The clinical usefulness of turmeric, as a medicine, in humans has not been confirmed. It can only be sold as a spice and as a food supplement; not a medicine.

In preclinical, in-vitro and animal models, turmeric and derivative compounds such as curcumin and tumerone have demonstrated anti-oxidant, anti-neoplastic, neuro-protective and anti-inflammatory properties. However, drug companies develop thousands of promising new treatments that show efficacy in-vitro and in animal models but very, very few of these eventually prove to be safe and beneficial for human patients.

Most ingested curcumin is excreted through faeces (not absorbed) and more than half that is absorbed is quickly broken down (metabolised) in the intestine (studies indicate that this happens to a greater extent in humans than in animal models). Therefore, the amount of curcumin that reaches tissues outside the gut is probably pharmacologically insignificant.

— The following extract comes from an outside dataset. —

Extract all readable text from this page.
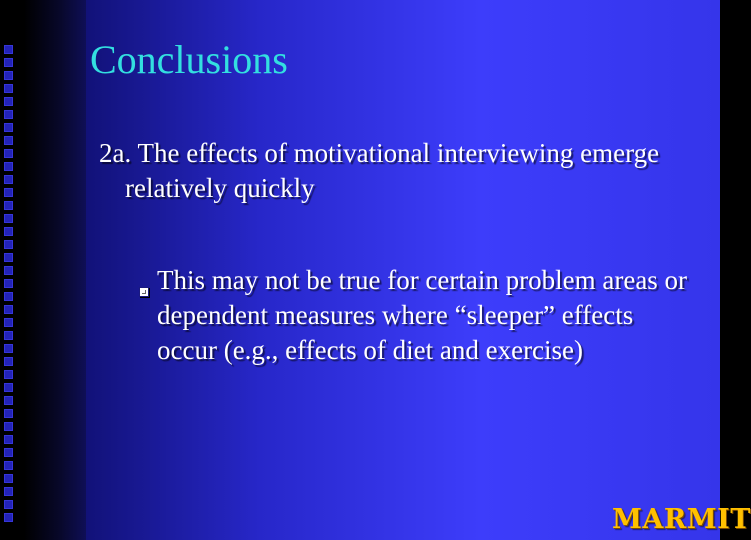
Conclusions

2a. The effects of motivational interviewing emerge relatively quickly

This may not be true for certain problem areas or dependent measures where “sleeper” effects occur (e.g., effects of diet and exercise)

MARMIT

Most studies have failed to demonstrate any positive results with curcumin in human studies and those that have are: small scale; mainly conducted outside of Europe and the US (China and India); poorly designed; and published in obscure journals. Additionally, many of the studies involved conflicts of interest with researchers owning supplement companies. To provide a real clinical benefit, curcumin must be absorbed, must be distributed in an adequate concentration in the blood and remain in the system for a sufficient period, and at an effective concentration level. This appears to be unlikely and despite promising results in animal studies. There is also little evidence that high intakes of curcumin or turmeric are associated with a decreased cancer risk in humans.

Turmeric and its derivatives are not a magic bullet or cure-all.